By Yasin Ebrahim
Investing.com -- The S&P 500 cut some gains Monday as investors weighed a slip in tech against relief in banks after First Citizens BancShares struck a deal to purchase failed Silicon Valley Bank.
The S&P 500 rose 0.12%, the Dow Jones Industrial Average rose 0.6% or 185 points, and the Nasdaq fell 0.5%.
First Citizens BancShares (NASDAQ:FCNCA) purchased all the remaining assets, deposits and loans of collapsed Silicon Valley Bank, or SVB, for $72 billion, representing a discount of $16.5B.
First Citizens BancShares, which is expected to move into the top 20 U.S. banks following the move, jumped more than 44%.
Other regional banks surged, with First Republic Bank (NYSE:FRC) up 9%, Comerica (NYSE:CMA) up 5% and Bank of America Corp (NYSE:BAC) up 4%.
A stutter in tech kept gains in the broader market in check as Treasury yields had a rip-roaring start to the week after Federal Reserve Bank of St.

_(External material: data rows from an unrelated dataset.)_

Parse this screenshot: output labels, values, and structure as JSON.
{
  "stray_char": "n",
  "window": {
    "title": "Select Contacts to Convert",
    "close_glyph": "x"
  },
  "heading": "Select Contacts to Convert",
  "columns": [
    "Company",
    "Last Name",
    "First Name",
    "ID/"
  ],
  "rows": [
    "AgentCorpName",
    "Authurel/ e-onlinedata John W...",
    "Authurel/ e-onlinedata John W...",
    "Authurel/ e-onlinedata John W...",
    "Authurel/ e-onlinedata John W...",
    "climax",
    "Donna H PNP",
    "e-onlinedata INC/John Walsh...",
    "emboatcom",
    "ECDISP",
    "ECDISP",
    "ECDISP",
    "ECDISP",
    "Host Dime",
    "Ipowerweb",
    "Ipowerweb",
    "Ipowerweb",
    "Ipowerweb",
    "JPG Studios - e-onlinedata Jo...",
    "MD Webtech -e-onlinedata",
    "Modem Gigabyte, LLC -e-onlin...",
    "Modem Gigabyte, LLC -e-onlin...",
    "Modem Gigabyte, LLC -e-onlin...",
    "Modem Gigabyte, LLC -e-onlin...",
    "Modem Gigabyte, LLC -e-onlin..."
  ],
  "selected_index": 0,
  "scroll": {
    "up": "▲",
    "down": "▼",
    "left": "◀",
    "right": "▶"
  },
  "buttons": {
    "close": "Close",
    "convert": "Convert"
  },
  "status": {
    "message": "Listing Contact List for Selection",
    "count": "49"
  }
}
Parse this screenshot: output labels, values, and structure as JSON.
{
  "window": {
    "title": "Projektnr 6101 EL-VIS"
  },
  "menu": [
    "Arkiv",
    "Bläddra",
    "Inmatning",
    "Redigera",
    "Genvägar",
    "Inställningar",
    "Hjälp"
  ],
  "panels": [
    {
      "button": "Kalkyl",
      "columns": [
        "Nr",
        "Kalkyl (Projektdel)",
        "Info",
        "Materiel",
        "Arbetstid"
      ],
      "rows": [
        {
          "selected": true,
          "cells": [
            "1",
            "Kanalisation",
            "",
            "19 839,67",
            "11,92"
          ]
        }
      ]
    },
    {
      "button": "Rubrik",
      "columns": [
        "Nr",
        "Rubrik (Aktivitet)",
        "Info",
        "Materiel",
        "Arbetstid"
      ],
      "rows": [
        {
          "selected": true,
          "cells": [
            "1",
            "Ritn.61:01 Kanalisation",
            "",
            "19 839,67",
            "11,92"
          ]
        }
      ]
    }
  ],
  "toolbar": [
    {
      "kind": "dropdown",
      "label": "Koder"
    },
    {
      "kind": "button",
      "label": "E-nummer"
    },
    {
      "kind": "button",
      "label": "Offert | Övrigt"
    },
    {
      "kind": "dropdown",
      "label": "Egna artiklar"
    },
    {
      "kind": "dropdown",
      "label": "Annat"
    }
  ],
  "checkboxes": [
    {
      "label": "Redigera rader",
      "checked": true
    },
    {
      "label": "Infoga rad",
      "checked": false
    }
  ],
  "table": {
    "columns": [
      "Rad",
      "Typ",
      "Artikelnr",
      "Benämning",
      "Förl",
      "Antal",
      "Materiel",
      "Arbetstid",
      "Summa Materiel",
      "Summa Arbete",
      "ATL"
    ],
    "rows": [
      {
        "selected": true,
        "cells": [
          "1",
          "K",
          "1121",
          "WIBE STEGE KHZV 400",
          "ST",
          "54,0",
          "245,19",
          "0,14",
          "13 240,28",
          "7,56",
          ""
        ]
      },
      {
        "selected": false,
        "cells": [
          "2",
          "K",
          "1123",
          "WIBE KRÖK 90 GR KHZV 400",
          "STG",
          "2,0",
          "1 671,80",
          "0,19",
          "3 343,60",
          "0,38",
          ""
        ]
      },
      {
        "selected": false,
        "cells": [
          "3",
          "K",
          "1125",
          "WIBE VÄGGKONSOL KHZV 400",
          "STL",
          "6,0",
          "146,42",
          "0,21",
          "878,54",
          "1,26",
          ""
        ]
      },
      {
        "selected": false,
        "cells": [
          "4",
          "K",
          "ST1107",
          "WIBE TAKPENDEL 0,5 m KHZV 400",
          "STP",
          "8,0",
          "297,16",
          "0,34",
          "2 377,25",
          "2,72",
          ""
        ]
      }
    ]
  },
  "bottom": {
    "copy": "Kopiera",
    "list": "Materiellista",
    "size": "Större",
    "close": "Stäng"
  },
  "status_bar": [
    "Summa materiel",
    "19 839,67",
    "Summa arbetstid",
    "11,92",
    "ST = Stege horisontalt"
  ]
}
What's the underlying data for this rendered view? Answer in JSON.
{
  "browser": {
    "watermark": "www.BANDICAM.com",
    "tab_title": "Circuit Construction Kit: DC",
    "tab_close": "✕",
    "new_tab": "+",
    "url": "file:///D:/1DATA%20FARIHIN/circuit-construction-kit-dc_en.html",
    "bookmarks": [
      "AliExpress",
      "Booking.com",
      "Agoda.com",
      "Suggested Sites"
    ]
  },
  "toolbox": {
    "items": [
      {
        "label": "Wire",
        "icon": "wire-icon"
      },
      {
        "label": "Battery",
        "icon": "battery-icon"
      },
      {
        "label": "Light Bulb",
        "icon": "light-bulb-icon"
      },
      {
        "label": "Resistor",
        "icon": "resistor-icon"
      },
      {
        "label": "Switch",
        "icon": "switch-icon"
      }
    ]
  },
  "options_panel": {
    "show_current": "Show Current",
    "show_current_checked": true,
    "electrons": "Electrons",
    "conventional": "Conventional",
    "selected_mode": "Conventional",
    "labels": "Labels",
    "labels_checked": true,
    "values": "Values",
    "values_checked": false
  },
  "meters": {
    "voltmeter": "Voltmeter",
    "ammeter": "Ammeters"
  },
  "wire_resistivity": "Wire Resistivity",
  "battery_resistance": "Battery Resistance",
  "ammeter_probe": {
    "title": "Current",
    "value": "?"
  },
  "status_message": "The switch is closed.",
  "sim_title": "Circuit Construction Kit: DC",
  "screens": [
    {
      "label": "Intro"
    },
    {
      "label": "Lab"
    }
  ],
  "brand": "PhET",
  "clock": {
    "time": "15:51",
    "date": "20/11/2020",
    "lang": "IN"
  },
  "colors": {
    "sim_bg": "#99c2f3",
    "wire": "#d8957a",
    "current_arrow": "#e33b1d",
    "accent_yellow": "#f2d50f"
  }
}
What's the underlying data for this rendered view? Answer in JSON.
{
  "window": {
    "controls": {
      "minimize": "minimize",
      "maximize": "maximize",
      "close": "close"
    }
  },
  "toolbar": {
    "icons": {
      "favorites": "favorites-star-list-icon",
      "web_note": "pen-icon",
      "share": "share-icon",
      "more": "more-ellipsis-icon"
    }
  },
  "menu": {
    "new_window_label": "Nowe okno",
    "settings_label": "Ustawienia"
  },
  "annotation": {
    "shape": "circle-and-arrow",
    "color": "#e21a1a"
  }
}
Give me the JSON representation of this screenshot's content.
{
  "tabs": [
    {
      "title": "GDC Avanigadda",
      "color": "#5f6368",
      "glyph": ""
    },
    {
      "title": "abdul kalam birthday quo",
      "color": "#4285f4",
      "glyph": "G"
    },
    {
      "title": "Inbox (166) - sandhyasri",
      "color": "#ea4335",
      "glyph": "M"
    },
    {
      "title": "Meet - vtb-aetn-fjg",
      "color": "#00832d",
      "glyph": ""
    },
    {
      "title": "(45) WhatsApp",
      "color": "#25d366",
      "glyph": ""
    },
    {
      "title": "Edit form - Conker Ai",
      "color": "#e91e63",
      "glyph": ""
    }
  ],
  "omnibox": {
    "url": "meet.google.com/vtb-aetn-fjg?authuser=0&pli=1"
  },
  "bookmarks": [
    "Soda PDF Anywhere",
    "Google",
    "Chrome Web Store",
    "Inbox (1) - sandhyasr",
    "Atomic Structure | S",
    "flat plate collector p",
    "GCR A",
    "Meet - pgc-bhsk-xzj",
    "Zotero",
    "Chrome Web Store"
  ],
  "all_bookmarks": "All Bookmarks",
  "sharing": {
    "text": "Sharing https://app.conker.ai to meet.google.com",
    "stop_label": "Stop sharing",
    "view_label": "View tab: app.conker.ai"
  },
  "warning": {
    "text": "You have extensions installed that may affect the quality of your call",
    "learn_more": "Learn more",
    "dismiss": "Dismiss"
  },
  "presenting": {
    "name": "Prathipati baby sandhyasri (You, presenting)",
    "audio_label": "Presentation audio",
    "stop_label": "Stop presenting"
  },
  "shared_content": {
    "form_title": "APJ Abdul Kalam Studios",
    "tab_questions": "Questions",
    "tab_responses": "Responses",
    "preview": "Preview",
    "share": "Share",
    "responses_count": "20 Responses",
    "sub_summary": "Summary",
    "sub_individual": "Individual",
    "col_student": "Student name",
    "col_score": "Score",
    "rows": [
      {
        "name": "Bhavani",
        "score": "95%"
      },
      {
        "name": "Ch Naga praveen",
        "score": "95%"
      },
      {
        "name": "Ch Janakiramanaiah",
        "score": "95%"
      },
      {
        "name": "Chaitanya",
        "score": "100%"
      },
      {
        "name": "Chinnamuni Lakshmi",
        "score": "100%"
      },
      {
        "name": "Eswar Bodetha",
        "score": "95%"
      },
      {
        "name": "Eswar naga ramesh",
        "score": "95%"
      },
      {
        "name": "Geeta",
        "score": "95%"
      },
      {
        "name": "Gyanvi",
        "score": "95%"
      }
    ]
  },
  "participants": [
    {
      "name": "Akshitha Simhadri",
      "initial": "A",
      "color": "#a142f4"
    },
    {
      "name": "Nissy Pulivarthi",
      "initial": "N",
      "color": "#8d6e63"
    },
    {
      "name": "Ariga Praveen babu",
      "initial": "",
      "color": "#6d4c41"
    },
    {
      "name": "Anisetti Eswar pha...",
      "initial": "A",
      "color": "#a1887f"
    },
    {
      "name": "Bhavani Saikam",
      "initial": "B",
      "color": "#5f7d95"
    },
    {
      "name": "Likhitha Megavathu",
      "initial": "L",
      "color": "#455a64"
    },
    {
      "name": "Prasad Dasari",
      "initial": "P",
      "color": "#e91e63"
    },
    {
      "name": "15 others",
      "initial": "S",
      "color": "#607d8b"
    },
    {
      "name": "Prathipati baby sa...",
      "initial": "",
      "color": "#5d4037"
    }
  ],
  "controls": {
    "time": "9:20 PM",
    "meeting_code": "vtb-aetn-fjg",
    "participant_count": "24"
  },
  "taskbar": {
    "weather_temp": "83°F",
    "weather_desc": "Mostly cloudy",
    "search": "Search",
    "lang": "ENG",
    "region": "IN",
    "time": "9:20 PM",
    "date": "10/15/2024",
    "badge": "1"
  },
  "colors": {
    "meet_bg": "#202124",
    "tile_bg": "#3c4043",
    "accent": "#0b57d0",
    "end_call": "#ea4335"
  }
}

Louis President James Bullard talked up the prospect of higher rates at a time when many in the market bet on cuts later this year.
“Bullard's comments over the weekend (ie: 5.75% terminal rate) may be contributing to higher short-term rate pressures,” Scotiabank (TSX:BNS) Economics said in a note.
“[P]ricing for the May meeting has moved up by 5–6 basis points at the end of Friday to about 11bps now such that about half of a quarter point hike is being priced.”
Apple (NASDAQ:AAPL), Amazon (NASDAQ:AMZN), Meta Platforms (NASDAQ:META), Alphabet, and Microsoft (NASDAQ:MSFT) were in the red.
Pinterest (NYSE:PINS), meanwhile, was up 2% after UBS upgraded the social media stock to buy, with a price target of $35, up from $27, citing evidence of improved advertising efficiency.
“We think ad tech moves - including but not limited to partner monetization - stand to drive a step function improvement in revenue growth,” UBS said in a note.
Novartis (NYSE:NVS) jumped more than 8% after the drugmaker said results from its late-stage trial showed its breast cancer drug "significantly reduced" the risk of recurrence in women.
In cryptocurrency-related news, the Commodity Futures and Trading Commission filed a lawsuit on Monday against crypto exchange Binance and its co-founder, Changpeng Zhao, for allegedly selling unregistered crypto securities in the U.S.
The lawsuit comes just less than a week after the U.S. Securities and Exchange Commission threatened to sue Coinbase Global (NASDAQ:COIN) for allegedly listing unregistered securities.